Representative immunohistochemical staining results for AR (× 100). a AR positive; b AR negative

Table 1 Clinicopathologic characteristics of patients according to AR status

Survival

As of December 2009, the median follow-up time was 72 months (range, 8–182 months). Of all 287 patients, 67 relapsed and 48 died. The five-year DFS and OS of all patients were 84.9 and 87.8%, respectively. When the patients were stratified in terms of AR status, the five-year DFS for AR-positive and AR-negative patients were 87.0 and 74.2%, respectively. The overall survival rates of AR-positive and AR-negative patients were 94.2 and 82.3%, respectively. AR-positive patients had a significant longer DFS (HR = 0.40, P = 0.008) and OS (HR = 0.34, P = 0.011, data not shown) than those of AR-negative patients (Fig. 2, Table 2).

Fig. 2
figure 2

Disease-free survival (a) and overall survival (b) curves according to AR status

Table 2 Univariate and multivariate analyses of disease-free survival in all population

Univariate analysis and multivariate analysis

Statistically significant predictors of DFS within the univariate analysis are listed in Table 2. Positive lymph nodes, higher stage, and positive AR were correlated with longer DFS. The patients with tumor cells positive for AR expression had significantly better outcomes in terms of DFS (P < 0.001) than patients with negative AR expression. In the multivariate analysis, positive AR remained a significant predictor of DFS when entered into a model containing all clinicopathologic variables (P = 0.032) (Table 2).

Discussion

AR and its ligand androgens may have some essential role in breast cancer, but the prognostic value of AR expression has not been well characterized. TNBC is characterized by an aggressive clinical history and overall poor prognosis, and there being no effective therapy represents one of the main reasons. However, several pathways of interest are being studied. One of the areas is the role of the androgen receptor (AR).

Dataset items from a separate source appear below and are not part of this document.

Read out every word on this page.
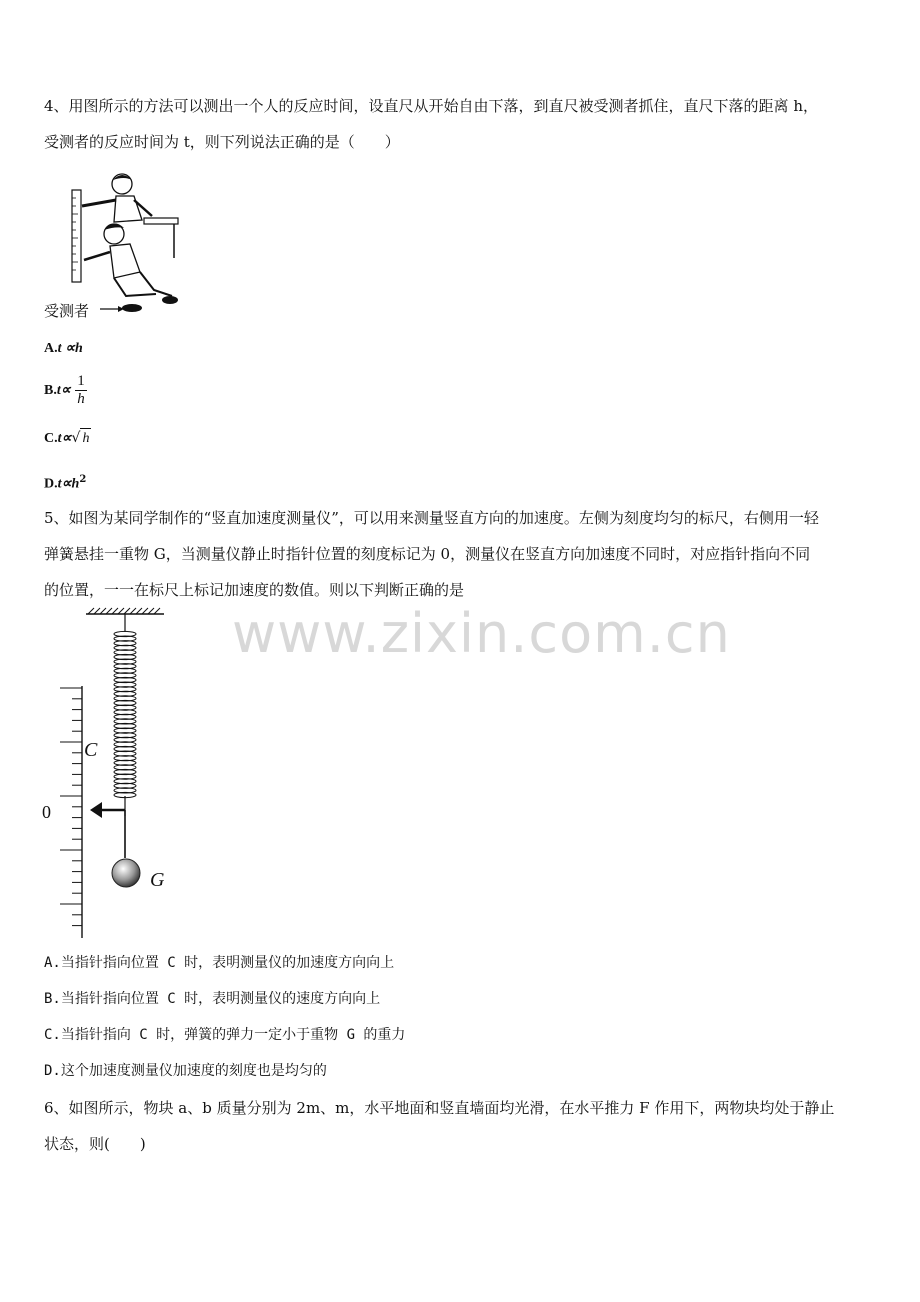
4、用图所示的方法可以测出一个人的反应时间，设直尺从开始自由下落，到直尺被受测者抓住，直尺下落的距离 h，
受测者的反应时间为 t，则下列说法正确的是（　　）
受测者
A.t ∝h
$B.t\propto \frac{1}{h}$
C.t∝√ h
$D.t\propto h^2$
5、如图为某同学制作的“竖直加速度测量仪”，可以用来测量竖直方向的加速度。左侧为刻度均匀的标尺，右侧用一轻
弹簧悬挂一重物 G，当测量仪静止时指针位置的刻度标记为 0，测量仪在竖直方向加速度不同时，对应指针指向不同
的位置，一一在标尺上标记加速度的数值。则以下判断正确的是
www.zixin.com.cn
C
0
G
A.当指针指向位置 C 时，表明测量仪的加速度方向向上
B.当指针指向位置 C 时，表明测量仪的速度方向向上
C.当指针指向 C 时，弹簧的弹力一定小于重物 G 的重力
D.这个加速度测量仪加速度的刻度也是均匀的
6、如图所示，物块 a、b 质量分别为 2m、m，水平地面和竖直墙面均光滑，在水平推力 F 作用下，两物块均处于静止
状态，则(　　)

Our results demonstrated that the positive rate of AR was 25.8% in TNBC. The result confirmed previous studies indicating that AR expression in ER-negative breast cancers was lower than that in ER-positive breast cancers, in which AR expression exceeded 70% [9, 10].

When compared with TNBC patients with AR positive, patients with AR negative have a higher proportion of positive lymph node. This could become one of the reasons for poor prognosis in AR-negative patients. Our data demonstrated that AR expression was significantly associated with a longer DFS and OS. Other authors have also found that AR-negative TNBC patients have a trend toward a shorter DFS and OS than those patients with AR-positive tumors [14].

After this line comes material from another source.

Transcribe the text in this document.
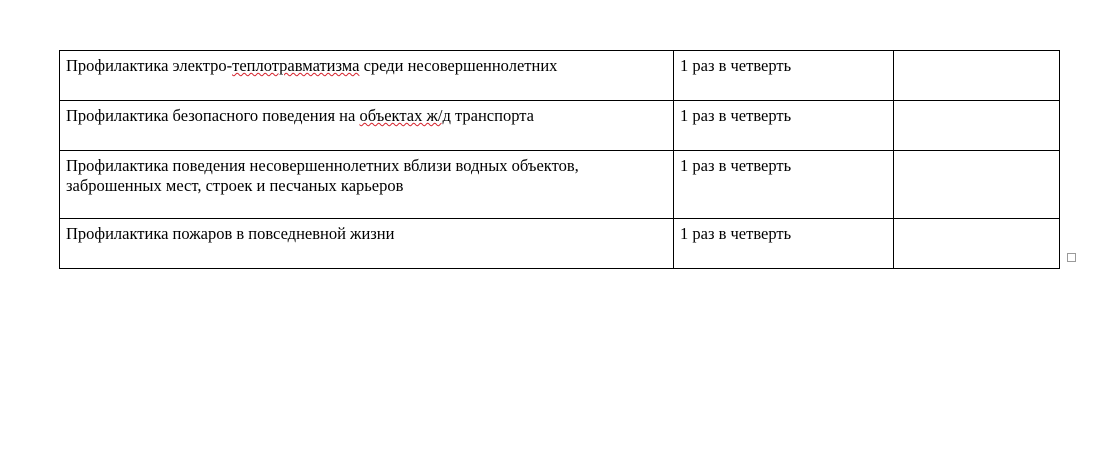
Профилактика электро-теплотравматизма среди несовершеннолетних	1 раз в четверть	

Профилактика безопасного поведения на объектах ж/д транспорта	1 раз в четверть	

Профилактика поведения несовершеннолетних вблизи водных объектов, заброшенных мест, строек и песчаных карьеров	1 раз в четверть	

Профилактика пожаров в повседневной жизни	1 раз в четверть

Our results showed that AR expression was a favorable prognostic factor of DFS and OS. Multivariate analysis indicated a significant relationship between AR expression and DFS or OS. TNBC patients with AR positive had a significantly decreased recurrence and death risk. These results could suggest that AR-positive tumor cells have a low biological aggressiveness.

In conclusion, our study indicated that TNBC may be further divided into two subtypes according to AR status. AR expression may be a favorable predictor of TNBC patient outcomes. AR-targeted therapy will become possible to improve survival for patients with TNBC.